This happened a few weeks ago. I drove someone west, out of Lancaster, picked up my next customer and drove them a little further west, and ended with a call north of that, somewhere along the Susquehanna River. By then, I had no idea where I was. I pulled into a train station that looked deserted. I circled the parking lot once before spotting a man sitting alone on a bench. A misty rain had begun to fall. It was cold, and after midnight. The place was empty. It all felt rather strange.

He crawled into the car, swearing quietly under his breath about the weather. His destination was thirty minutes away, which was good and bad. Good, because that’s a nice fare. Bad, because, well, it was after midnight, his destination was in the opposite direction from my house, and I’d have about an hour drive home after I dropped him off. But there we went, driving north, into the cold and the rain that fell harder, and the darkness.

He was very eccentric. He told me about the five children he had with three different ladies, repeating that fact over and over again, then marveled at the fact that I have six children who share the same mother. He explained his job to me, how part of it was traveling home on his own dime from faraway destinations, how he used to drive a taxi in a previous life. Then he asked me a question that caused an eerie feeling to settle into my stomach.

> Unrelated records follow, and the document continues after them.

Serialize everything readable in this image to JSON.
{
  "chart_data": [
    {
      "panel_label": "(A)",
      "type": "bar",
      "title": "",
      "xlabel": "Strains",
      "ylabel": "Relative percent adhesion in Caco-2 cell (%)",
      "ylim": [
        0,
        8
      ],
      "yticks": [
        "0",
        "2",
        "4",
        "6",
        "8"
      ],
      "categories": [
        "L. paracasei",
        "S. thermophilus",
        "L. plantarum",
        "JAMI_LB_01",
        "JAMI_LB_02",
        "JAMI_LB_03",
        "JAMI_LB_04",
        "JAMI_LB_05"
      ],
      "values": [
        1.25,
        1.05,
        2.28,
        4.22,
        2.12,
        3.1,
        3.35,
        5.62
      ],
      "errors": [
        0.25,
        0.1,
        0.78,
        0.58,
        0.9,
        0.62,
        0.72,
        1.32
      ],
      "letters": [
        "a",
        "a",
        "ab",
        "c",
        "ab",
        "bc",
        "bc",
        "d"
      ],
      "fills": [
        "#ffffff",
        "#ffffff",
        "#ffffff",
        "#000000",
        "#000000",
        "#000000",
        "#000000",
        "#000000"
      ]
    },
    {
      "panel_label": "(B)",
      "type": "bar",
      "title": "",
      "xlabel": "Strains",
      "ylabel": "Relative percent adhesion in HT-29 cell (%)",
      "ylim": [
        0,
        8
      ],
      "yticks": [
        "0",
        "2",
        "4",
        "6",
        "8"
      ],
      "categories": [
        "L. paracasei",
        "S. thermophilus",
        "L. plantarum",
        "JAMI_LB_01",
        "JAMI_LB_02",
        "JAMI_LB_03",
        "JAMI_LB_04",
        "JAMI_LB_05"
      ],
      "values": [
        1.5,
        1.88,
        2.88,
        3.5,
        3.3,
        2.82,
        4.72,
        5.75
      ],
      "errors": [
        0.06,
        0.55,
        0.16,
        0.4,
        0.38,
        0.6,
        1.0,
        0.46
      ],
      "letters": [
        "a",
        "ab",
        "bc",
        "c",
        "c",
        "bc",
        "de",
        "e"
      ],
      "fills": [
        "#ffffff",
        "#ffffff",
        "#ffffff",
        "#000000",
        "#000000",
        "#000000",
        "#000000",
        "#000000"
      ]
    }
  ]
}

“Did you ever see the movie Taxi Driver with Robert De Niro?” he asked at one point.

“No,” I said. “Can’t say I have.”

“It’s about a crazy taxi driver who ends up killing everyone,” he said, chuckling to himself, leaning up in between the front seats to tell me more. I was suddenly very aware of the man’s hot breath, the sound of phlegm in his throat.

There I was, in the middle of absolute nowhere, driving someone who seemed a little off kilter and was suddenly asking me if I saw the movie of the crazy taxi driver who killed people, oh and by the way he used to be a taxi driver.

I dropped him off at his truck which was parked on a side street in the middle of nowhere. The rain let up for a moment. He smiled and got out.